Spark Virtual Machine

A 64 bit virtual machine for Machine Learning/Data Science tasks. Generated and provisioned with Vagrant.

This instance builds on the tid-spark/base64 VM (which already provides all the needed software packages). On top of that, it configures and launches a Jupyter Notebook process, exported as an HTTP service to a local port. It allows creating notebooks with four different kernels:

Python 2.7 (plain Python, with additional libraries such as NumPy, SciPy, Pandas, Matplotlib, Scikit-learn),
Pyspark (Python 2.7 + libraries + Spark),
Scala 2.11 + Spark
R (with SparkR available, though not loaded by default).

The repository also contains a number of small example notebooks.

The contents of the VM are:

Apache Spark 2.0.2
Python 2.7.5
A virtualenv for Python 2.7.5 with a scientific Python stack (scipy, numpy, matplotplib, pandas, statmodels, scikit-learn, gensim, networkx, theano+keras, mpld3, seaborn) plus IPython 5 + Jupyter notebook
R 3.3.1 with a few packages installed (rmarkdown, magrittr, dplyr, tidyr, data.table, ggplot2, caret, plus their dependencies). Plus SparkR & sparklyr for interaction with Spark.
Spark notebook Kernels for Python 2.7, Scala (Toree) and R (IRKernel), in addition to the default "plain" (i.e. non-Spark capable) Python 2.7 kernel.
A few small notebook extensions
A notebook startup daemon script with facilities to configure Spark execution mode

Important: the default Python kernel for notebooks is not Spark-aware. To develop notebooks in Python for Spark, the Pyspark (Py 2) kernel must be specifically selected.
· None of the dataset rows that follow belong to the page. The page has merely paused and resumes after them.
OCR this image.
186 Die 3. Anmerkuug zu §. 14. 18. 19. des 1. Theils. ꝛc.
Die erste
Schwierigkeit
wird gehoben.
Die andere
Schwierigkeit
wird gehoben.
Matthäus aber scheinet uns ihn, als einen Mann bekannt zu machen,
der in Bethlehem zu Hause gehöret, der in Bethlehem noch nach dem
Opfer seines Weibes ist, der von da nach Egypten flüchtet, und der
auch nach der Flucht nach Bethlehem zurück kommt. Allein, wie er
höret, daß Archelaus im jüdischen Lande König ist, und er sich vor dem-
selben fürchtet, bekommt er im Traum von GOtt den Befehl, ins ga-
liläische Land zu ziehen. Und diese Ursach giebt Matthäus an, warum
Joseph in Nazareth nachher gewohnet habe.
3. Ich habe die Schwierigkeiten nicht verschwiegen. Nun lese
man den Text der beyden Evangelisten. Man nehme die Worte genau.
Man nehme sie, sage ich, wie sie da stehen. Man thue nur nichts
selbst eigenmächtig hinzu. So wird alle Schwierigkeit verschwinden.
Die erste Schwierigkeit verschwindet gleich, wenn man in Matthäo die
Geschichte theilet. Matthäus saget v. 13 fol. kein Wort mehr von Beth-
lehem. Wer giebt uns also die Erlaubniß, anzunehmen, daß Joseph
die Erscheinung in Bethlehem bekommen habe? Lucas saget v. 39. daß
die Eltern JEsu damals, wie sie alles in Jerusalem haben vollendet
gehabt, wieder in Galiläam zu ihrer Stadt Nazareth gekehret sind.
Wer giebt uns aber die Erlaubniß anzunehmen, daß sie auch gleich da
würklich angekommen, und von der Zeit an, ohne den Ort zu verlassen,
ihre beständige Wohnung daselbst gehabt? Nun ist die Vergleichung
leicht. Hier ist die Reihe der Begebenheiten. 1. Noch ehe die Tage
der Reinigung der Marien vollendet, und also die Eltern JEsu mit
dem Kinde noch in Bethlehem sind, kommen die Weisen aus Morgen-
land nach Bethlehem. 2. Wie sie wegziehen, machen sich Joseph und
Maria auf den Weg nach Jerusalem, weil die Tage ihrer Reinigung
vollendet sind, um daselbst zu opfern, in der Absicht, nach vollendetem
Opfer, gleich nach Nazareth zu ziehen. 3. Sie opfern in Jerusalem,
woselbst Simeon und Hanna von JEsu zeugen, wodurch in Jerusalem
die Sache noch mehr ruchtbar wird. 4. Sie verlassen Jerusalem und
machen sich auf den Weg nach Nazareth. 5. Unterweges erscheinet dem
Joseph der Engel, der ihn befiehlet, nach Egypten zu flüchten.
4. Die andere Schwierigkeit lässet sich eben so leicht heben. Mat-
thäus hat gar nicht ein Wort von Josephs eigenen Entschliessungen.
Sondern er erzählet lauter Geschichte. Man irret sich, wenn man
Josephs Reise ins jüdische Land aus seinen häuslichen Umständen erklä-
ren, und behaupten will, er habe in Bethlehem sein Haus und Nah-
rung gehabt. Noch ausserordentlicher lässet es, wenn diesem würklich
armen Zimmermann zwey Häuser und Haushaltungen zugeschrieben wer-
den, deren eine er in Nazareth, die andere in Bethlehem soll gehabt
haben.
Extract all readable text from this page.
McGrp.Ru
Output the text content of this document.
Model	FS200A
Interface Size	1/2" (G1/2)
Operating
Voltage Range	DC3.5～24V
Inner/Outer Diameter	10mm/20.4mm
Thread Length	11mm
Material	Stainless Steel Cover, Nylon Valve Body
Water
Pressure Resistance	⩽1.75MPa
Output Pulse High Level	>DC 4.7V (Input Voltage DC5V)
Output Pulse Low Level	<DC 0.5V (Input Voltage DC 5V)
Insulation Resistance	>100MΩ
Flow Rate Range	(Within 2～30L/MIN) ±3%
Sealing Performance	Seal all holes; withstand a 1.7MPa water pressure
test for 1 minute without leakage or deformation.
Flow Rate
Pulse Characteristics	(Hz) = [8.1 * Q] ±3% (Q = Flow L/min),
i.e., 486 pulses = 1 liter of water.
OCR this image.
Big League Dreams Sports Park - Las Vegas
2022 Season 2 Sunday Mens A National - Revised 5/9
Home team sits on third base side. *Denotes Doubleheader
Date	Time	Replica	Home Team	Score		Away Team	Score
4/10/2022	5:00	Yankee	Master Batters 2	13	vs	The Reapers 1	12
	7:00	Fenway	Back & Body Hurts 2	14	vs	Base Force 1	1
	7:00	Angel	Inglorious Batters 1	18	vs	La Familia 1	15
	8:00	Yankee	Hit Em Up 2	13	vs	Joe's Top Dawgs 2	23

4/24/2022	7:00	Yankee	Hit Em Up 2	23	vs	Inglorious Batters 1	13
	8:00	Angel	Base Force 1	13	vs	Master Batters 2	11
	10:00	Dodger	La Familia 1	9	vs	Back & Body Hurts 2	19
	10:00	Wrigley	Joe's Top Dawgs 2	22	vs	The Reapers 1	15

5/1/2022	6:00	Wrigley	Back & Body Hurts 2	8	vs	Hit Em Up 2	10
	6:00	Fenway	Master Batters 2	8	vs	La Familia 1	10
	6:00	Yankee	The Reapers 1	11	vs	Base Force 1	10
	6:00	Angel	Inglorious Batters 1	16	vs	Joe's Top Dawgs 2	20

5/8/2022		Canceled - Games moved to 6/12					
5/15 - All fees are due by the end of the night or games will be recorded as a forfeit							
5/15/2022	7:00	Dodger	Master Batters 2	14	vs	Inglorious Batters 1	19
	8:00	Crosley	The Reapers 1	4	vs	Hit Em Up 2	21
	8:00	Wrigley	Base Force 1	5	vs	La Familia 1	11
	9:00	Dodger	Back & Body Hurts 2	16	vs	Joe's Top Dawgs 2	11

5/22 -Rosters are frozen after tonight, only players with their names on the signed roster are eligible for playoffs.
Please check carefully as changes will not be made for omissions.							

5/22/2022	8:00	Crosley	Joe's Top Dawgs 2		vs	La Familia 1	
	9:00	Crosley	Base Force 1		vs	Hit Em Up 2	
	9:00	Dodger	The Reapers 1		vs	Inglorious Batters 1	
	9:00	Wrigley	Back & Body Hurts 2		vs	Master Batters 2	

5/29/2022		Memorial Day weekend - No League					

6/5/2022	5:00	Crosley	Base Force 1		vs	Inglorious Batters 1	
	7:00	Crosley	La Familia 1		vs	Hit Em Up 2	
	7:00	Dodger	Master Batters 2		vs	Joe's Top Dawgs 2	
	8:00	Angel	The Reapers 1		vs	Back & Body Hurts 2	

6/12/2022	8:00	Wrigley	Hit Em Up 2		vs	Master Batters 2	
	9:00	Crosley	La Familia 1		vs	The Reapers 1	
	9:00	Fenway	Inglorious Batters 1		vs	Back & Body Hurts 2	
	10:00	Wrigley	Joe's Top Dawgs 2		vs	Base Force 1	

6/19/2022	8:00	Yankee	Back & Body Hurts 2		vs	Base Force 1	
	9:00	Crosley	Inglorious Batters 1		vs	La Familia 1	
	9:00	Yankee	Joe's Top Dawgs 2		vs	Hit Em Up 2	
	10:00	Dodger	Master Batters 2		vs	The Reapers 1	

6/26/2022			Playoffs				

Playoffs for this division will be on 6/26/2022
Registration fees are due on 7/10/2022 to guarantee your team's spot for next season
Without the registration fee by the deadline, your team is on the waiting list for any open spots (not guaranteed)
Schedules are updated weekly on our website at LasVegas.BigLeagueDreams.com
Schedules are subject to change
Hence Spark Python Notebooks that were created elsewhere (or with former versions of this VM) will not work initially. They can be made to work by changing its kernel (use the option in the menubar) to the "Pyspark" kernel. Once done, it is stored in the notebook, so saving it will make it work in future executions.

Installation

Requirements

Hardware & OS: A computer with enough free RAM (at least 2 GB is advisable), and around 10 GB of hard disk space, with a 64-bit Windows (7 or above), Linux 64 bits (Ubuntu, RedHat/CentOS, etc) or Mac OS X
Software: The following must be installed in the computer:
- Virtualbox 5.0 or above
- Vagrant 1.7.4 or above

Process

Copy the Vagrantfile + examples into the computer, either by cloning the repository or by downloading and extracting all files in the packaged ZIP file. Make sure to use a disk or partition with the mentioned 10 GB of free space. Also, in Windows it might be advisable to avoid using a folder name with spaces (since sometimes it causes problems).
If desired, open the Vagrantfile with a text editor and customize the options at the top of the file; see the relevant comments. Specially interesting might be the amount of RAM/CPUs assigned to the Virtual Machine and, if access to a remote Spark cluster is sought, the IP address of the cluster. Note that no customization is needed to make the VM work (i.e. it will happily work with no changes to the Vagrantfile)
Open a console/terminal, move (cd) to the folder where the Vagrantfile is located and execute a vagrant up command.
Vagrant should launch the process and download the base box from the public repository (this takes time, depending on your network bandwidth, but is only done once).
Then the VM will be started and provisioned. The process will print progress messages to the terminal.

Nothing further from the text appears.